COMENTARIO DEL EDITOR.
Del análisis de las cifras presentadas se desprendería que el PET ofrece
una muy alta sensibilidad y especificidad y que podría ser incluido en la
sistemática de estadificación del cáncer esofágico. De los mismos números
presentados se infiere que su sensibilidad, aunque alta en estadio IV, es menor
que la combinación de la TC espiralada con la ecografía endoscópica en el
diagnóstico de las adenopatías locales, e igual para las regionales, y
su especificidad levemente mayor, aunque no significativa para los ganglios
regionales.
En mi opinión este trabajo no demuestra en esta serie pacientes una mejoría
significativa en términos de costo-beneficio.
Esto no significa que el PET no sea potencialmente un método válido y útil.
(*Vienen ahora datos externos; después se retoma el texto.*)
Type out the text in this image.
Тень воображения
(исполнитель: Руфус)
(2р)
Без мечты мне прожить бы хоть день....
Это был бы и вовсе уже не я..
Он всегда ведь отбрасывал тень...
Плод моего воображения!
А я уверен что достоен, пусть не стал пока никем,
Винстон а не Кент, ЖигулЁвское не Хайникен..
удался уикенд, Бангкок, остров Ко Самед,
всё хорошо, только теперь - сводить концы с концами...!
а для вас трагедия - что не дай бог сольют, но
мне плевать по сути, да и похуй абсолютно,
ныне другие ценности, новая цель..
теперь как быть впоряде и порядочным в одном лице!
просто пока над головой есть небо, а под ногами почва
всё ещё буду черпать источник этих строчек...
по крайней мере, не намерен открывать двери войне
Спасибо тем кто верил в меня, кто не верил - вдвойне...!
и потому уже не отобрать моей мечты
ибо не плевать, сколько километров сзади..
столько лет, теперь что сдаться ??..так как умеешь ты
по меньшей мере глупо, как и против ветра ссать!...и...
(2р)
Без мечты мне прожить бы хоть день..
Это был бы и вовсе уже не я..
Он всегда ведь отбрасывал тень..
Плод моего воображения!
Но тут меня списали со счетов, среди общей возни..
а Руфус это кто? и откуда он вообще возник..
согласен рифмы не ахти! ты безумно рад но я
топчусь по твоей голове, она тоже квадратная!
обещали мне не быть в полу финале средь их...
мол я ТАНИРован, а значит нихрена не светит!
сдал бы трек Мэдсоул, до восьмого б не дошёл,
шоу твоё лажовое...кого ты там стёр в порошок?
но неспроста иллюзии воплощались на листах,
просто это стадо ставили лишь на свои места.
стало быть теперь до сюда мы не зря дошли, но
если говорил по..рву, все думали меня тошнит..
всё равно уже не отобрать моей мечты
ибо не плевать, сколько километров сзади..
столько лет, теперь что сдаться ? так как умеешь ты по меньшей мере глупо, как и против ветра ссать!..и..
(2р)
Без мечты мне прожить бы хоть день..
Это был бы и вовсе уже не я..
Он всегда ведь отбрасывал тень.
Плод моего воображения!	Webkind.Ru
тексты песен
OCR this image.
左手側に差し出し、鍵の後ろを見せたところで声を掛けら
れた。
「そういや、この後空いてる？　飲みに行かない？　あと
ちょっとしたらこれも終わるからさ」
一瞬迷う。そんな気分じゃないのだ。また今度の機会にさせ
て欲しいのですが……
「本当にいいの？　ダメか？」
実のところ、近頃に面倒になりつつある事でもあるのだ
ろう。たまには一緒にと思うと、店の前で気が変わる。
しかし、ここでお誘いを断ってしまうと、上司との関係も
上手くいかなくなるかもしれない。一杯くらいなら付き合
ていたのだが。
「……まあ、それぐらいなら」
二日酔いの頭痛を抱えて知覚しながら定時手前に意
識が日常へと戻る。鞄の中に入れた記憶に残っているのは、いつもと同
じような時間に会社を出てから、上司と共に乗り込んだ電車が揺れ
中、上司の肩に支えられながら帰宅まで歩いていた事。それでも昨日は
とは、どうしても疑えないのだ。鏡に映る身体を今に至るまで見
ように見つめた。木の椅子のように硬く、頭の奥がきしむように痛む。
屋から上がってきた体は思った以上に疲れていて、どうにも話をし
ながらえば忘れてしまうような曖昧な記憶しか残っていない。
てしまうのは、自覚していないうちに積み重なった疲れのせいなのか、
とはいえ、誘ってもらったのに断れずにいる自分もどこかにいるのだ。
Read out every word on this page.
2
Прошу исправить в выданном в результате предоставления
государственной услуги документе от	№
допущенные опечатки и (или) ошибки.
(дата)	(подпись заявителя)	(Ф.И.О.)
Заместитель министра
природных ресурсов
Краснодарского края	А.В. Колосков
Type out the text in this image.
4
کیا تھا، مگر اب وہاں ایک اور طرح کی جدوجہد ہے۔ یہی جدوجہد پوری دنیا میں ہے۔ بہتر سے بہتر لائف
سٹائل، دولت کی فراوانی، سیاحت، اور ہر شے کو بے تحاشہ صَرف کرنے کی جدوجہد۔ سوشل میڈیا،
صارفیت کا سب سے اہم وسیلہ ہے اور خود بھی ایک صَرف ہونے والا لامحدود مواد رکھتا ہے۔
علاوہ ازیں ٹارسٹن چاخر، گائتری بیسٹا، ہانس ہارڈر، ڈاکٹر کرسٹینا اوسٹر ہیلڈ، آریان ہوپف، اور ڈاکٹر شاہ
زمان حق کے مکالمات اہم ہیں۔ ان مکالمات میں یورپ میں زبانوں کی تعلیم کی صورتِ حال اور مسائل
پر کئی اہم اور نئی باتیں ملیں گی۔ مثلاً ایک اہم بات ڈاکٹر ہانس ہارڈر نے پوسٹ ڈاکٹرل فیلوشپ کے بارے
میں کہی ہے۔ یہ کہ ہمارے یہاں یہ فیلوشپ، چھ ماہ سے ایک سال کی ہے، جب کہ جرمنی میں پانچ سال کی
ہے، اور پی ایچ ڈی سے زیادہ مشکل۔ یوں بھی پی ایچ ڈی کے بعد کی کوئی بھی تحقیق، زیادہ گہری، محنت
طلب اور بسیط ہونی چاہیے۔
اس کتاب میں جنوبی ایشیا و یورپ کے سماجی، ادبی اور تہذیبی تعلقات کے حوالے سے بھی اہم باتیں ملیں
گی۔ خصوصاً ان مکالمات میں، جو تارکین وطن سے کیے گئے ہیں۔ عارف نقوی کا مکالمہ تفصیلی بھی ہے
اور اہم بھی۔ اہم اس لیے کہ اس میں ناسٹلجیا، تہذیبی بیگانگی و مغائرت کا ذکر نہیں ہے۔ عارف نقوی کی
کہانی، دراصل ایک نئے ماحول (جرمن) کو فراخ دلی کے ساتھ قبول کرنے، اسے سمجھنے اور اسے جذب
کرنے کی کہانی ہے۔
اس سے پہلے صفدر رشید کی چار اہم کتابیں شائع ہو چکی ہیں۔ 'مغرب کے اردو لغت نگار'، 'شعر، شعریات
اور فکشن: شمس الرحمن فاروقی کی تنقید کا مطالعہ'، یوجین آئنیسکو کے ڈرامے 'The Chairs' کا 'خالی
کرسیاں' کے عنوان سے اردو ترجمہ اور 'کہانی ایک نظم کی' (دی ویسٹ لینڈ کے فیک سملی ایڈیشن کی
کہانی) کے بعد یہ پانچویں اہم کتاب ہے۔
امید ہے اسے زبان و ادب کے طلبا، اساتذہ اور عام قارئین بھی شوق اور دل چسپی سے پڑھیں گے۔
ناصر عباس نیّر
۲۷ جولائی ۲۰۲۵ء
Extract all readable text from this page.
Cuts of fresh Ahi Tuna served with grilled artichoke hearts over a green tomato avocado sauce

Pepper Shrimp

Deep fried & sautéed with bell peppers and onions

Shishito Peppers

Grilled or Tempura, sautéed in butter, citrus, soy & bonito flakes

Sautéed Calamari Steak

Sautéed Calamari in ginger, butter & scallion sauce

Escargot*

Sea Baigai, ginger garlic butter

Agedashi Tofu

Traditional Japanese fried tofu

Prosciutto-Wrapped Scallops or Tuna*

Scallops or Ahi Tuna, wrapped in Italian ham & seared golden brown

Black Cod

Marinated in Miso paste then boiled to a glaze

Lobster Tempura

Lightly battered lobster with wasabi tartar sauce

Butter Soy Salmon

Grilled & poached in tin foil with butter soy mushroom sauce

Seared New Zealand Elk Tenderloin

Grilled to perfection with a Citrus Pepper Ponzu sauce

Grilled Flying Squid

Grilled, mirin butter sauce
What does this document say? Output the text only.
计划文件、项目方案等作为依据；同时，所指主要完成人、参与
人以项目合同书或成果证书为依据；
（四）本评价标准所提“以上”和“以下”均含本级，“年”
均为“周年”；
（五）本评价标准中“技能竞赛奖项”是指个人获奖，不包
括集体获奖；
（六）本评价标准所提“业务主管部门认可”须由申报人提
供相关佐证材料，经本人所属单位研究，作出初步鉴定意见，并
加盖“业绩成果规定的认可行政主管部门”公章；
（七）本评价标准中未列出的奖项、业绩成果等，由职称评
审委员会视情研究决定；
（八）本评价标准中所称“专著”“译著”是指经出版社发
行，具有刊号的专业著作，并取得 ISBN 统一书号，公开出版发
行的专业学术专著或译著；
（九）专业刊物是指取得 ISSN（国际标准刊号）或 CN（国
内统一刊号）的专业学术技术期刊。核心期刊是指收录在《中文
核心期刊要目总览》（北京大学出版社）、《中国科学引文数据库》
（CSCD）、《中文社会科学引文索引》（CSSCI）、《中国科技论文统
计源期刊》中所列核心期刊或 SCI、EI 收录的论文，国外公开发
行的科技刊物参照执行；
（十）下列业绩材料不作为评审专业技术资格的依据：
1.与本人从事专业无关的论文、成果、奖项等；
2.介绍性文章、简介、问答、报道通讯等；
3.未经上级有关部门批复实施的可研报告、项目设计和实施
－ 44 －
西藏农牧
Existen decenas de trabajos en otros campos de la oncología que así lo
demuestran. El
PET es una metodología en muchos sentidos aún inexplorada, aunque existe como
tal hace más de 20 años. Seguramente la aplicación del PET tiene un gran
futuro por delante.
Sin embargo, su utilización clínica rutinaria o masiva aún requiere
validaciones más contundentes que la presentada por los autores del trabajo.
Como especialista en Medicina Nuclear, deseo que así sea.